De acordo com Thaíssa, as empresas identificam os idosos como um público-alvo valioso devido à garantia de renda fixa de aposentadorias ou do Benefício de Prestação Continuada (BPC), o que facilita a obtenção de empréstimos consignados abusivos para cobrir as perdas nos jogos.
"Não estamos falando de dinheiro supérfluo. Estamos falando de desvio de recursos essenciais destinados a medicamentos, alimentação e moradia", criticou a defensora.
Ela acrescentou que o sentimento de vergonha pelo colapso financeiro leva as vítimas a ocultarem o vício, agravando quadros de ansiedade severa e depressão.
Violência patrimonial silenciosa
A coordenadora-geral de política do direito da pessoa idosa em situação de vulnerabilidade e discriminação múltipla do Ministério dos Direitos Humanos e da Cidadania, Paula Érica Batista, caracterizou a atuação das plataformas de apostas sobre esse público como uma forma de violência patrimonial e financeira.
"As plataformas de apostas apresentam uma perspectiva muito violenta e silenciosa, pois adentram um universo tecnológico que as políticas públicas muitas vezes não conseguem alcançar", explicou a coordenadora.
Ela apresentou dados da Ouvidoria Nacional de Direitos Humanos que registraram, de janeiro a maio de 2026, 17.690 denúncias de violência patrimonial e financeira contra pessoas idosas de 60 a 90 anos, resultando em 17.880 violações.

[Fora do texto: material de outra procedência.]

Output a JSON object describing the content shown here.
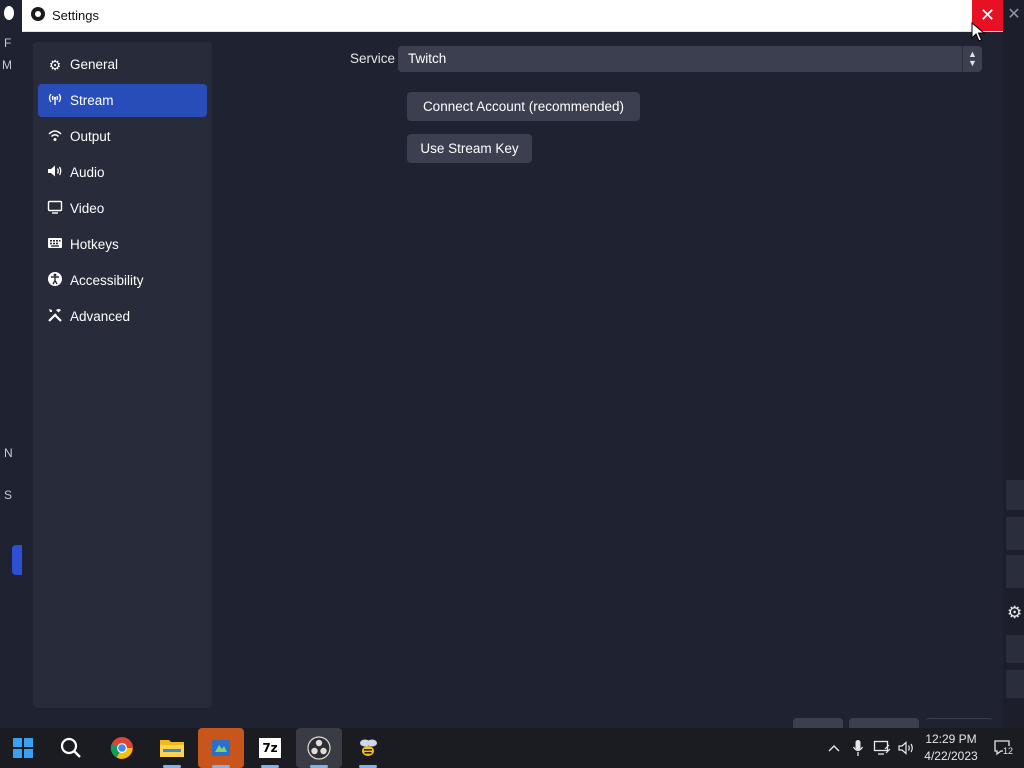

Como resposta, Paula Érica destacou as ações do programa federal Viva Mais Cidadania Digital. O projeto promove o letramento digital e a educação midiática em territórios vulneráveis para ensinar idosos a identificar riscos, golpes e o funcionamento dessas plataformas. O ministério também disponibiliza em seu site oficial uma cartilha de orientação e enfrentamento à violência financeira.
Estratégias de proteção social
Representando o Ministério do Desenvolvimento Social, a especialista em envelhecimento Daniela Jinkings defendeu que o problema não deve ser tratado como uma escolha individual, mas sim como uma questão intersetorial de proteção social.
Ela sugeriu quatro frentes principais de atuação pública:
- fortalecer os mecanismos regulatórios sobre a publicidade agressiva das plataformas de apostas, que associa os jogos ao sucesso financeiro e à felicidade;
- desenvolver estratégias de educação financeira e digital com linguagem adaptada;
- capacitar profissionais do Sistema Único de Assistência Social (Suas) e do Sistema Único de Saúde (SUS) para identificar os sinais do uso problemático de jogos nos atendimentos territoriais (como nos Cras, Creas e UBS); e
- fortalecer políticas de convivência comunitária para combater a solidão e o isolamento social, fatores que aumentam a busca pelas plataformas.
"Muitas vezes, o que começa como entretenimento evolui para o endividamento. As plataformas vendem a ilusão de pertencimento, de diversão e de ganho fácil", alertou Daniela.
Ações na saúde pública
O coordenador-geral da Rede de Atenção Psicossocial do Ministério da Saúde, Bruno Ferrari, apontou que o Brasil enfrenta as consequências de um hiato regulatório de cinco anos, período entre a legalização das apostas (em 2018) e a primeira regulamentação (em 2023), no qual o mercado de marketing se expandiu sem restrições. Ele informou que o ministério passou a tratar o tema formalmente como um problema de saúde pública.
Bruno destacou dados do Ministério da Saúde: das pessoas que buscam atendimento nos Centros de Atenção Psicossocial (Caps) por problemas relacionados a jogos, cerca de 4% são pessoas idosas. Já nos serviços de urgência, emergência ou internações hospitalares decorrentes do vício, essa população representa cerca de 7% dos casos.
Como resposta pública, o coordenador destacou a criação de uma linha de cuidado específica e o lançamento de um guia de orientação para trabalhadores da saúde. Além disso, informou que a plataforma centralizada de autoexclusão das plataformas de apostas registrou quase 220 mil adesões em seus primeiros 40 dias de funcionamento, direcionando os usuários que desejam suporte para o atendimento digital de telessaúde integrada ao SUS.